Tables are another challenge. Traditional models use HTML to represent tables, but HTML is verbose and inefficient.

MinerU2.5 uses OTSL, a compact language where a table can be represented with fewer tokens (5 instead of 28). This reduces sequence length and improves accuracy, especially for large or rotated tables.

PageIoU Metric

Instead of using normal IoU for layout detection, MinerU2.5 introduces PageIoU — a metric that measures how much of the page’s layout was correctly covered, not just box overlaps. This provides a more human-like assessment of layout quality.

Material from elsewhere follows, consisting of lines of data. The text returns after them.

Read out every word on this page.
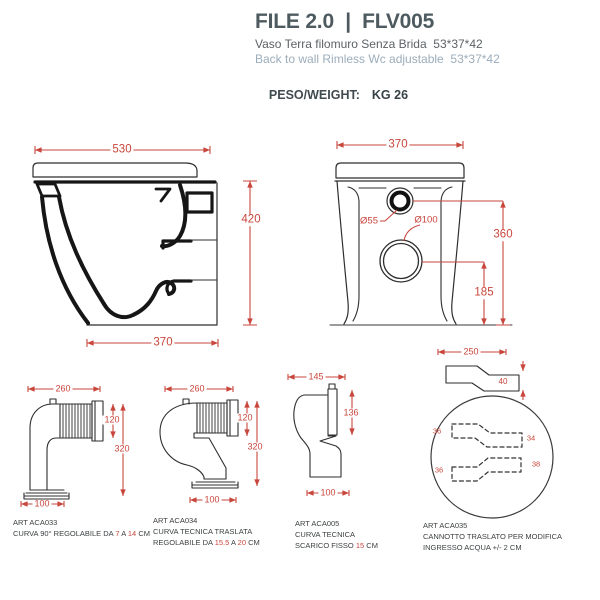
FILE 2.0  |  FLV005
Vaso Terra filomuro Senza Brida  53*37*42
Back to wall Rimless Wc adjustable  53*37*42

PESO/WEIGHT: KG 26

530
420
370
370
Ø55	Ø100
360
185
260
120
320
100
260
120
320
100
145
136
100
250
40
36
34
36
38
ART ACA033
CURVA 90° REGOLABILE DA 7 A 14 CM
ART ACA034
CURVA TECNICA TRASLATA
REGOLABILE DA 15.5 A 20 CM
ART ACA005
CURVA TECNICA
SCARICO FISSO 15 CM
ART ACA035
CANNOTTO TRASLATO PER MODIFICA
INGRESSO ACQUA +/- 2 CM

Examples and Visual Results

Next, we’ll walk through some of the examples from MinerU2.5 — showing how it parses academic papers, tables, and images with precise layout detection and efficient text recognition.

Example 1: This image shows MinerU2.5 processing a scientific paper title page, demonstrating its ability to identify title, authors, affiliations, and abstract sections with precise bounding boxes.

Example 2: A visualization of MinerU2.5 analyzing a complex multi-column academic paper with mathematical formulas, showing how it correctly identifies different layout regions and maintains proper reading order.

Example 3: This example demonstrates MinerU2.5’s table recognition capabilities, showing how it accurately parses a complex data table with multiple rows and columns while preserving the structural relationships.

Example 4: An illustration of MinerU2.5 processing a document with mixed content types - text paragraphs, and figure - with color-coded bounding boxes indicating different content categories.

Example 5: This image showcases MinerU2.5’s formula recognition performance, highlighting how it identifies and converts complex mathematical expressions into LaTeX format with high precision.

Final Notes

MinerU2.5 is more than just an OCR model — it’s a complete document understanding system. By combining vision and language reasoning in a smart, efficient way, it can handle everything from textbooks and financial reports to handwritten notes and academic papers.

What makes it stand out:

  • High accuracy with fewer parameters
  • Fast and efficient two-stage design
  • Innovations like ADR, OTSL, and M-RoPE
  • Continuous improvement via data engine

It’s available open-source on GitHub and Hugging Face, making it accessible for developers and researchers who want to build document intelligence tools, RAG systems, or multimodal assistants.

MinerU2.5 reads and understands documents the way a human would — first looking at structure, then reading the details — but does it thousands of times faster.